CORSMAL | Human-to-Robot Handovers Sub-track | 9th Robotics Grasping and Manipulation Competition

Human-to-Robot Handovers
(Essential Skills Sub-Track 4)

We provide details, instructions, and documentation for preparing the solution and trials of the handovers in your own lab.

Submission

Valid submissions include a) the .csv file with the results for each configuration; b) single video or video for each configuration to assess the validity of the results. Videos can be uploaded to an online platform (e.g., Youtube, Google drive).
Teams should send an email to Dr. Alessio Xompero with the .csv file and the link to the video(s) for each submission.
Teams should submit a report with the description of their solution and results (optional).

Template for submitting the results: here.
The .csv file must be named according to the following format: rgmc2024_est4_phase1_teamname_submission_v1.csv (replace teamname with the name of your team, and X with the submission number).

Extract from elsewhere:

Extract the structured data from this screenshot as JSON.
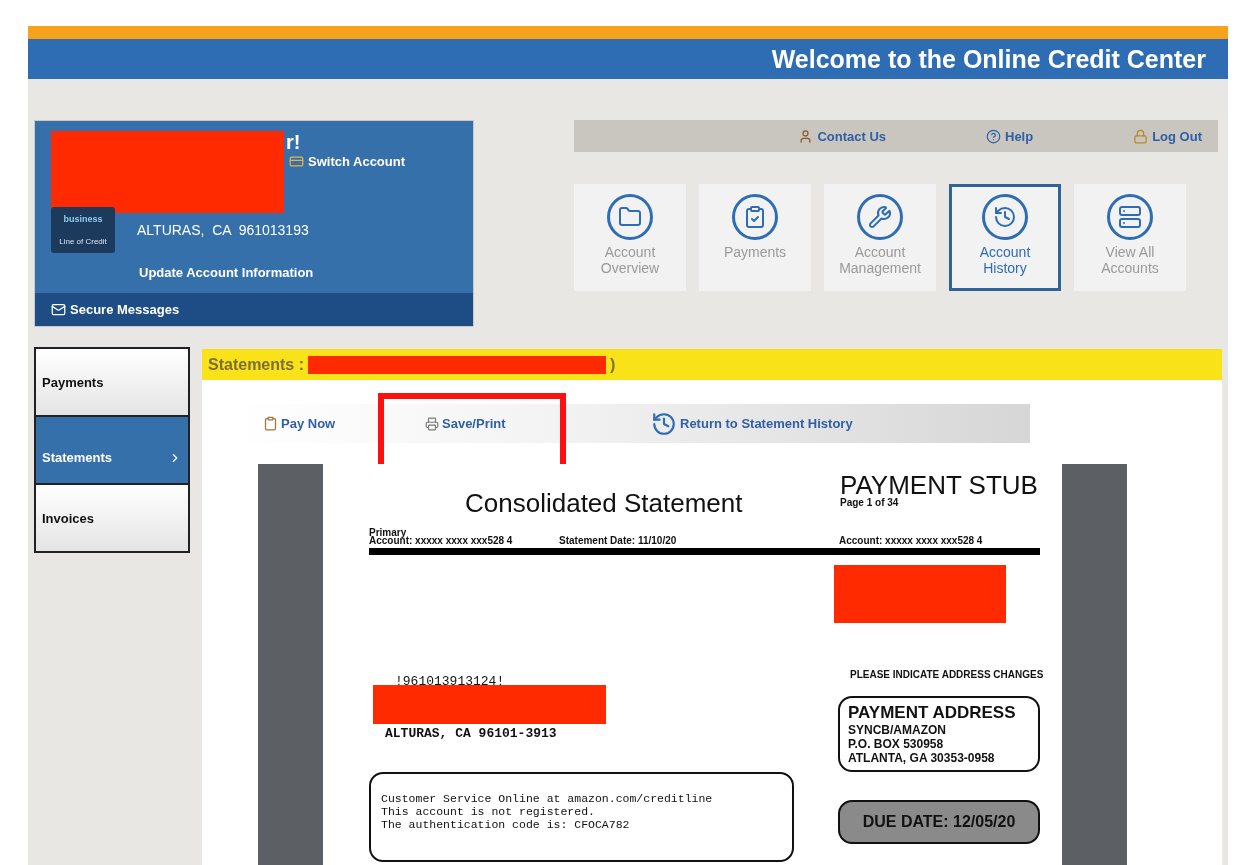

For each configuration, the file must provide the results for the following columns:

Target location [mm]: the position (x,y) where the robot should deliver the object. We recommed to provide a picture clearly showing the location of this point.
Final location [mm]: the position (x,y) of the centre of the base of the container at the end of the task.
Handover time [ms]: the total execution time from the moment the person is instructed to grasp the container to the moment the robot releases the gripper at the delivery location to place the container after the handover (unless the handover failed)
Initial mass [g]: the measured mass of the (filled) container before the execution of the configuration.
Final mass [g]: the measured mass of the (filled) container after the execution of the configuration.

Objects

The set of objects for the preparation phase is defined in the CORSMAL Benchmark and consists of four drinking cups with different properties: high deformability, medium transparency (Cup 1); average deformability, low transparency (Cup 2), average deformability, high transparency (Cup 3), and no deformability, high transparency (Cup 4). Cup 4 is the plastic wine glass from the YCB object database. These cups are inexpensive and available worldwide, have different shapes and sizes, different degrees of deformability, include textureless regions, transparencies and reflections that make the vision-based pose estimation challenging.

Purchase links for set of known drinking cups
Cup 1: https://shorturl.at/pFUVY
Cup 2: https://amzn.to/2QrsXH5
Cup 3: https://amzn.to/2JwRk3l
Cup 4: https://amzn.to/33zw4AY

Those who do not have or cannot purchase the containers provided in the above links can purchase local objects that resemble the characteristics of the substituted items. Team must inform the organiser of the selected local objects or other objects used to prepare the solution before the start of the competition for official acceptance.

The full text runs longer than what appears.